SOGNO DI UNA NOTTE DI MEZZA ESTATE di Alberto Benzoni, 28 luglio 2019

28 luglio 2019

SOGNO DI UNA NOTTE DI MEZZA ESTATE di Alberto Benzoni, 28 luglio 2019

C’è, ancora, un socialismo, nel nostro futuro?
Tutto ci porta a pensare di no. La parola è scomparsa dal vocabolario corrente. Salvo che nelle parole di odio dei suoi nuovi avversari. Rimane, forse, la carta da visita di qualche funzionario attempato o di qualche falso giovane: sempre nell’attesa di poterne esibire una nuova, magari più “in” e più “cool”. Scomparsi, anche, il proletariato industriale e la lotta di classe; e i “padroni” sostituiti dai “datori di lavoro”.
Ci ripetiamo, però, che l’antagonista deve esserci per forza: perché l’alternativa è la barbarie.
La barbarie di un mondo, mai come oggi, in grado di affrontare, gestire e risolvere i suoi e problemi, e, mai come oggi governato da classi dirigenti che, per stupidità, se non per odio cieco, lo spingono verso la distruzione.
La barbarie di un turbo capitalismo e di un mercatismo che, lungi dal rappresentare la “fine della storia”, appaiono insieme ingiusti e irrazionali.
La barbarie della società in cui viviamo; e in cui vediamo, giorno dopo giorno, dissolversi le basi stesse del nostro vivere collettivo: solidarietà, fiducia, speranza.
Ce lo ripetiamo; ma più per farci coraggio a vicenda che per intima convinzione.

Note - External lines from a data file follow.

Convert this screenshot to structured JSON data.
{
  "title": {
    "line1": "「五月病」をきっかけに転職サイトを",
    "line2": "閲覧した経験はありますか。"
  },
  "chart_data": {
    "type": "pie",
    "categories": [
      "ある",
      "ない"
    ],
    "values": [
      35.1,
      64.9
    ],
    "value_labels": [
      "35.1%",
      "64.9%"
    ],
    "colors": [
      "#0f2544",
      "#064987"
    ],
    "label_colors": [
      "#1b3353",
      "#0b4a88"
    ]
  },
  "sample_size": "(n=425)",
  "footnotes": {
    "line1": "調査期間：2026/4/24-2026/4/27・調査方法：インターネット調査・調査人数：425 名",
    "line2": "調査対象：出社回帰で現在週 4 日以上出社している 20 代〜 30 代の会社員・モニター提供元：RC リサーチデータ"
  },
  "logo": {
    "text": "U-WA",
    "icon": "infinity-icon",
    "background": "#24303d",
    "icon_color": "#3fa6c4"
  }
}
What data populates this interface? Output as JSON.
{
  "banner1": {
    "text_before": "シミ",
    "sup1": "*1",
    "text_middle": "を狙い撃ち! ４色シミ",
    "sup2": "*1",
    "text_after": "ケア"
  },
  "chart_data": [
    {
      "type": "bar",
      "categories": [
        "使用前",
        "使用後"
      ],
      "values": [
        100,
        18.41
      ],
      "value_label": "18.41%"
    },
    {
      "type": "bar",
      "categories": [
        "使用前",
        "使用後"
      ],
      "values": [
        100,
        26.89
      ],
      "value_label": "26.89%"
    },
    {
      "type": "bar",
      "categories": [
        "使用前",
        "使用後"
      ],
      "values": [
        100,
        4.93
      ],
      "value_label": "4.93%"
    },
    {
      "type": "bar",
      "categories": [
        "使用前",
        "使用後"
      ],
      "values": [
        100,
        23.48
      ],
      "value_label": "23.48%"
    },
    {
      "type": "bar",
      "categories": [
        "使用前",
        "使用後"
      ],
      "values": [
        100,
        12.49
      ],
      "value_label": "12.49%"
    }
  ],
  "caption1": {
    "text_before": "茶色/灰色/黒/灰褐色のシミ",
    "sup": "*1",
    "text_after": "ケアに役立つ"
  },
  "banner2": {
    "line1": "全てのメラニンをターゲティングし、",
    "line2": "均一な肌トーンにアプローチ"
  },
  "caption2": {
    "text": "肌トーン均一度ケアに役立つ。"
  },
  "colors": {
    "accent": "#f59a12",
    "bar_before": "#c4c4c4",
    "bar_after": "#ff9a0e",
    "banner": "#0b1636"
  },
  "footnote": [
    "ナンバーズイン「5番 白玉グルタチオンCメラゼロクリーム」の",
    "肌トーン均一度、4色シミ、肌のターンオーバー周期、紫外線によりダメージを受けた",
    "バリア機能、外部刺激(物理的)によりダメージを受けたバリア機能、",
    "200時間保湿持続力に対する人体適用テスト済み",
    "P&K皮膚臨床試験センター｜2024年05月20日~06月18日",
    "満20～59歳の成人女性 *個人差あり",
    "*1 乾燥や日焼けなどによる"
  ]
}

Perché lo spettacolo che vediamo intorno a noi è di generale passività di fronte a un disastro che incombe. Una passività nutrita di parole, di ipocrisie, di false coscienze e di politicamente corretto; dove i nostri sacerdoti continuano a pronunciare meccanicamente formule cui non credono più.
Ma forse non guardiamo nella direzione giusta. Ricercando oggetti, persone, formule, riti che hanno totalmente perso il loro valore. Perché il socialismo del futuro, quello che si manifesta, magari inconsapevolmente, nelle azioni di milioni di persone di buona volontà, sarà una Cosa del tutto nuova; ma che, per certi aspetti si richiamerà alle origini del movimento più che a quello che abbiamo conosciuto nel “secolo breve”. E che, soprattutto, si collocherà lungo discriminanti di fondo molto diverse da quelle ereditate dagli anni della sua maturità.
Sarà il ritorno dell’internazionalismo pacifista dei Jaurès e dei Turati. Insomma della convinzione che nessuno si può salvare da solo. E che c’è, tra tutti gli esseri umani, una comunità di destino.
Sarà il ruolo dirimente di questioni che travalicano i limiti delle classi e degli interessi settoriali: la sovranità, la democrazia, il potere; al dunque il diritto/dovere degli individui e delle collettività di vedersi riconosciuta la possibilità di costruire il proprio destino. E, in questa prospettiva, il ruolo decisivo dello stato e delle sue istituzioni.
Sarà, infine, e forse soprattutto, la consapevolezza che quelle che chiamiamo pomposamente le sfide del cambiamento non possono essere gestite dal mercato o da esperti a ciò delegati, ma da una intelligenza pubblica e da un coinvolgimento attivo delle persone; pena la catastrofe.
E’ questo lo scenario del socialismo del futuro. In tutto diverso dal presente: sperimentale e non frutto di formule preordinate; nato in mezzo alla gente e non imposto dall’alto; delle persone e non di fantasmi costruiti a nostro uso e consumo; potenzialmente di tutti e non patrimonio di pochi; irriverente e non subalterno; nato dalla pancia e dal cuore e non da astratta razionalità; largo e fraterno e non dogmatico e settario; rivolto al futuro e non alla custodia, selettiva, delle memorie del passato; trasformativo e non soltanto redistributivo.
A questo punto, però, abbiamo il dramma, lo scenario e i personaggi. Ma la rappresentazione è da rinviare a data da destinarsi perché mancano sia gli attori sia il pubblico.
Vero. Ma non dobbiamo perderci d’animo per questo. Perché il dramma, prima o poi, verrà portato in scena. E questo avverrà nel giorno, non troppo lontano, in cui il degrado del sistema attuale, in una o in tante aree del globo, arriverà a livelli insopportabili, e in cui infinite voci grideranno “ora basta”. E non per affidarsi a nuovi uomini del destino o a nuove rivoluzioni; ma per mettere le mani nel fango per costruirne, a pezzi e a bocconi, un altro.
Forse la nostra generazione non sarà presente a questo appuntamento. Ragione di più per sognarlo.